Usualmente cuando miraba hacia arriba,
los ojos le dolían. Desde que podía recordar, la luz le caminaba
por los párpados, juguetona queriendo entrar en las pupilas.
Celosas. Miró hacia arriba, obligando al dolor a irse, despacio,
ajustando la luz a las pupilas. El iris se hizo pequeño y los mares
azules alrededor de él se oscurecieron, casi como si fuesen un
turbulento océano en una tempestuosa tormenta. La luz, a su vez,
intimidada, se empezó a retraer en el cielo, entre las nubes. Éstas
cada vez más y más se cruzaban y entrecerraban entre sí,
aglutinándose todas juntas, temerosas de su propio poder. Entonces
la vida del cielo se apagó, casi como un interruptor, como un corte.
Ningún rayo atravesó el cielo, pero éste se volvió negro, en una
conexión impredecible, imposible, entre los ojos del niño y el
cielo.
Con los ojos negros, no se atrevía a
cerrarlos. Temía inundarse él mismo, sentía el océano en su
mirada y se sentía impotente al no poder manejarla. ¿Por qué él?
¿Por qué no otro?
Caminó paso a paso, suave, el dolor se
mezclaba como la sangre con el agua, sentía cada litro recorrer sus
venas como si lo estuviera observando en ese mismo instante, pero no.
Sus ojos, bloqueados y enredados a cielo, como si existiese una
invisible cadena entre los mismos y el techo terrenal. Sentía como
la tierra se comenzaba a humedecer bajo sus botas, el cuero de las
mismas no encontraba difícil caminar debido a que las plantas se
hundían bajo sus pies, y aquel terreno que alguna vez había sido
seco, era en ese momento, arena movediza. Pero él no se hundía,
mucho menos el cielo. La tormenta no caía, se encontraban las gotas
congeladas en el aire, cayendo y cayendo pero antes que tocarlo o
tocar la tierra, se rozaban entre ellas, apresuradas, pero no caían.

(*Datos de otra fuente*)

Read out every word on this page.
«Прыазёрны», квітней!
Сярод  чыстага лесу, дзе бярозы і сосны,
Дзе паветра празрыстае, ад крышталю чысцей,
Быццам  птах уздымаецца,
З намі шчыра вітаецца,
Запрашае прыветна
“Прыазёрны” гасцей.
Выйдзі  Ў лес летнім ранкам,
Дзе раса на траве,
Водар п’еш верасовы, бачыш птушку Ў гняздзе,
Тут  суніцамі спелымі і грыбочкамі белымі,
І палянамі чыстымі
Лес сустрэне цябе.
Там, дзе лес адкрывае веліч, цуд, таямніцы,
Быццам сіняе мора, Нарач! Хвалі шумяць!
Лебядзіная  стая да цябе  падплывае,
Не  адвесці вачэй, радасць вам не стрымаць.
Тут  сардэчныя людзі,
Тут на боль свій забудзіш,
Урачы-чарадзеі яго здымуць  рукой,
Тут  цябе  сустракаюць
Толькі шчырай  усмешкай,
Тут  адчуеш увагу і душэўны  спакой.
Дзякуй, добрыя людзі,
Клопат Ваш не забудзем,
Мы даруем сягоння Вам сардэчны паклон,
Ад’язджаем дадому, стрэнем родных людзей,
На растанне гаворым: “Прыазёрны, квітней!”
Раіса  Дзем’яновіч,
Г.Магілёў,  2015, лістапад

Se desaparecían en el aire sin razón o patrón alguno. Las gotas
resbalaban de las plantas hacía arriba y se encontraban en la misma
línea, desvaneciéndose en la nada al llegar a determinada altura,
sin chocar, por tan poco, la otra gravedad.
No se detuvo al llegar a la orilla,
sino que siguió caminado. La tierra debajo de él iba
desapareciendo, todo a su alrededor era un océano, cuyas olas no lo
alcanzaban pero que él percibía a lo lejos. ¿A dónde lo dirigía?
¿A dónde iban las gotas desvanecidas?
Y se hundió. Las olas lo cubrieron por
entero cuando menos lo esperaba, y aún debajo de las aguas oscuras e
imperceptibles de su profundidad, entre los azules y negros colores,
las burbujas apenas perceptibles, él seguía mirando hacia arriba,
sus ojos negros como piedras, ensalzados a la orquesta de nubes sin
rayos o truenos, ellas solas haciendo su encanto tormentoso.
Hasta que el sol empezó a penetrar
entre las mismas, como todo director.
Pero él no tuvo tiempo de adaptar sus
ojos nuevamente. Entonces se hundió en la negrura de su profundidad.
Cayendo. La cadena invisible hizo ruido contra el agua, al caer. Las
nubes de alborotaron y silbaron junto al viento.Y él, él hizo lo
que no debía hacer.
Él cerró los ojos, viendo toda la
negrura de su propio interior.
Despertó, sin aire y con el corazón
palpitándole fuerte en el pecho, como si quisiera salírsele.
Sin embargo ella lo abrazó por atrás
mientras susurraba “Conmigo, no hay tierra más firme.”